Unknown
SEPENGGAL MIMPI
-YeyenNF-
Kulihat
tumpukkan buku kian hari kian menggunung. Jelas tumpukkan buku itu bukan berisi
enslikopedi ataupun buku ilmiah lainnya. Pengapnya kamar ini terasa semakin
memperburuk suasana. Bukan mengerjakan, tapi malah kupikir apakah akan berarti
semua tumpukkan buku ini untuk kemudian hari? Egois memang manusia yang belum
seberapa pandai menimba ilmu di negri orang ini. Tetesan tinta yang mulai
kupaksakan untuk menetes seakan seirama dengan apa yang kupikirkan saat itu. Ya benar, masa yang akan datang. Masa dimana
kita akan menjadi manusia yang sebenarnya. Yang bahkan dengan puluhan pin yang
menempel di kemeja, semua itu takkan pernah cukup untuk menggapai itu.
Bahkan pernah
kudengar, seorang montir itu lebih muliad daripada seorang pejabat. Tak cukup
untuk aku jelaskan pada sebuah artikel untuk membahas ini. Hingga pada suatu
hari, ketika fajar sudah terlelap dan aku seakan teringat pada masa kecil.
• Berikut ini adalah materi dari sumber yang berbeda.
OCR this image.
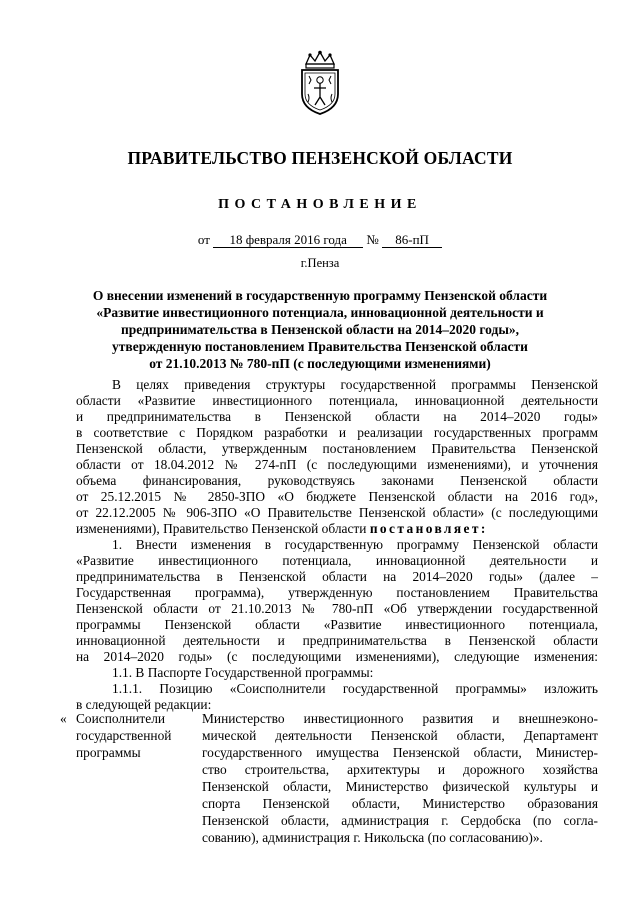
ПРАВИТЕЛЬСТВО ПЕНЗЕНСКОЙ ОБЛАСТИ
ПОСТАНОВЛЕНИЕ
от 18 февраля 2016 года № 86-пП
г.Пенза
О внесении изменений в государственную программу Пензенской области
«Развитие инвестиционного потенциала, инновационной деятельности и
предпринимательства в Пензенской области на 2014–2020 годы»,
утвержденную постановлением Правительства Пензенской области
от 21.10.2013 № 780-пП (с последующими изменениями)
В целях приведения структуры государственной программы Пензенской
области «Развитие инвестиционного потенциала, инновационной деятельности
и предпринимательства в Пензенской области на 2014–2020 годы»
в соответствие с Порядком разработки и реализации государственных программ
Пензенской области, утвержденным постановлением Правительства Пензенской
области от 18.04.2012 № 274-пП (с последующими изменениями), и уточнения
объема финансирования, руководствуясь законами Пензенской области
от 25.12.2015 № 2850-ЗПО «О бюджете Пензенской области на 2016 год»,
от 22.12.2005 № 906-ЗПО «О Правительстве Пензенской области» (с последующими
изменениями), Правительство Пензенской области постановляет:
1. Внести изменения в государственную программу Пензенской области
«Развитие инвестиционного потенциала, инновационной деятельности и
предпринимательства в Пензенской области на 2014–2020 годы» (далее –
Государственная программа), утвержденную постановлением Правительства
Пензенской области от 21.10.2013 № 780-пП «Об утверждении государственной
программы Пензенской области «Развитие инвестиционного потенциала,
инновационной деятельности и предпринимательства в Пензенской области
на 2014–2020 годы» (с последующими изменениями), следующие изменения:
1.1. В Паспорте Государственной программы:
1.1.1. Позицию «Соисполнители государственной программы» изложить
в следующей редакции:
« Соисполнители
государственной
программы
Министерство инвестиционного развития и внешнеэконо-
мической деятельности Пензенской области, Департамент
государственного имущества Пензенской области, Министер-
ство строительства, архитектуры и дорожного хозяйства
Пензенской области, Министерство физической культуры и
спорта Пензенской области, Министерство образования
Пензенской области, администрация г. Сердобска (по согла-
сованию), администрация г. Никольска (по согласованию)».
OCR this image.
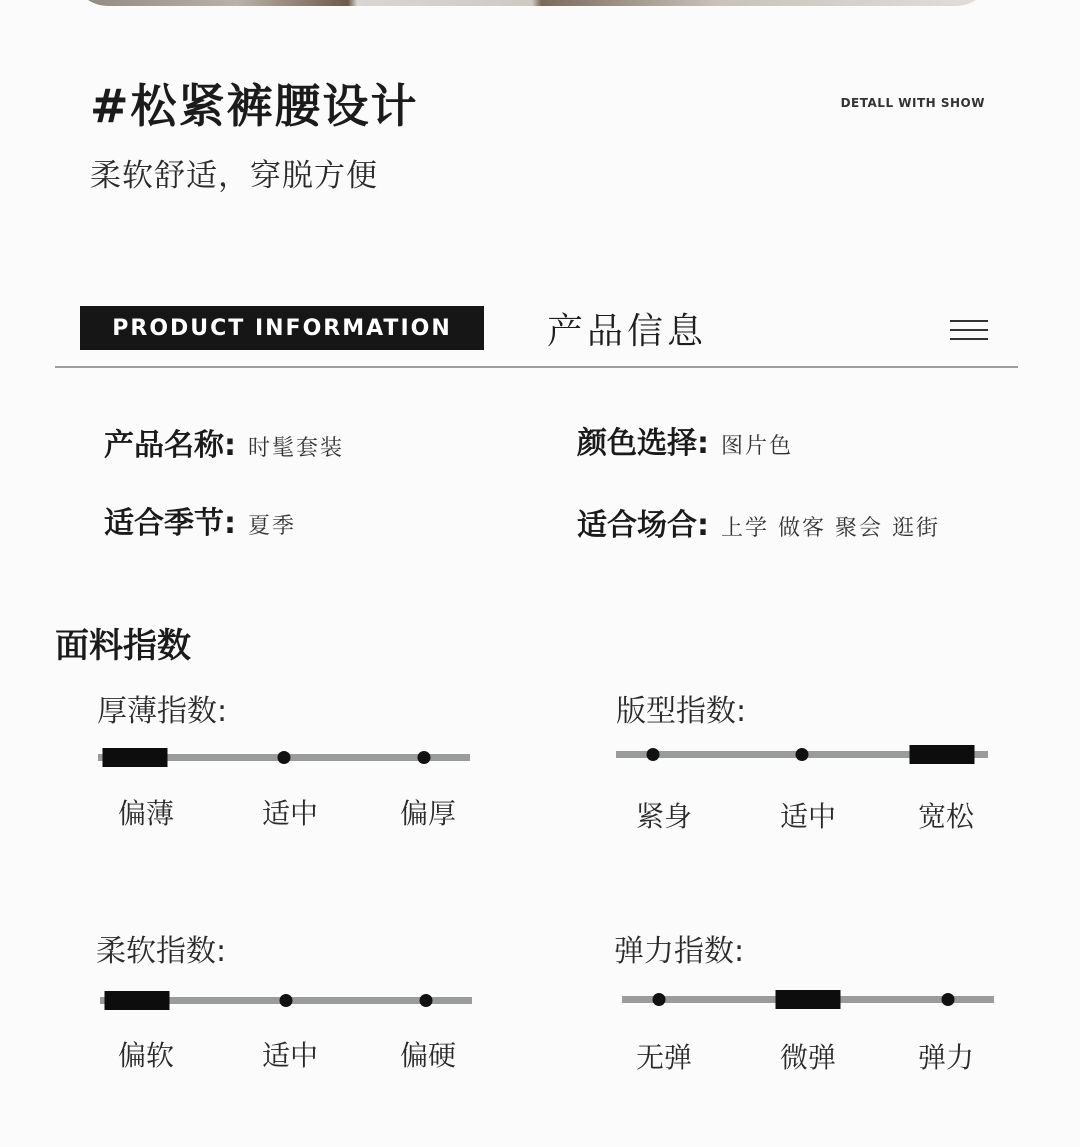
#松紧裤腰设计	DETALL WITH SHOW
柔软舒适，穿脱方便
PRODUCT INFORMATION	产品信息
产品名称: 时髦套装	颜色选择: 图片色
适合季节: 夏季	适合场合: 上学 做客 聚会 逛街
面料指数
厚薄指数:
偏薄	适中	偏厚
版型指数:
紧身	适中	宽松
柔软指数:
偏软	适中	偏硬
弹力指数:
无弹	微弹	弹力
Dimana pernah aku ngin berkecimpung di dalam laboratorium, atau dalam sirkuit,
atau didalam ruangan khusus. Kemudian aku terbangun dari lamunan karena sontak
aku melihat teman temanku yang sibuk berlari mengejar layang-layang.
Ibuku, sesosok
manusia yang sangat amat aku sayangi. Entah apa setiap aku melihatnya seakan
semangat yang terpuruk ini menjadi menyala kembali. Begitu juga ayah. Aku
menyayangi mereka berdua. Ekspektasi membuatku berangan-angan untuk memerangi
rintangan. Tanpa adanya uang, musnah sudah. Apa daya di negara ini segala
bentuk penghidupan selalu saja berujung pada uang.
Aku?aku tak
punya kesempatan sama sekali untuk menjadi salahsatu dari para “moneyplayer”
itu. Dan sungguh aku tidak pernah menginginkannya. Heran aku dibuatnya. Negara
ini menginginkan penerus yang jujur, tetapi? Apakah prosedur yang telah
dijalankan pemerintah mampu membuat semua hal itu terwujud?
Selain itu,
ridha orangtua memang yang utama. Tak ada lagi jalan bagiku untuk melangkah
dilapangan terjal, kawat berduri dan arena push up. Ingin sekali aku mencari
jalan keluar, tapi apa yang akan aku temui nanti sudah aku perkirakan.
Kekecewaan. Meang sudah pasti hal itu akan terjadi, sekuat apapun aku berusaha
pasti jalan akan membawaku kearah yang sama. Kesal, kecewa, dan ketidakadilan
sudah sepantasnya aku dapatkan.
Tak pernah
secercah cahaya melintas disudut pengap kamarku. Sudahlah hari memang harus
terus dijalani, sepahit apapun hidup. Mungkin hidup itu terkadang diciptakan
untuk mengubur mimpi. Tak pernah akan aku sesali, tak pernah aku menyalahkan
keadaan. Kini aku mulai berfikir bahwa memberi oranglain suatu pembelajaran
adalah hal yang mulia. Terimakasih ibu, terimakasih ayah kau masih mampu
menyayangiku hingga saat ini. Kalian amat kusayang, kalian berarti. Aku dan sepenggal mimpi.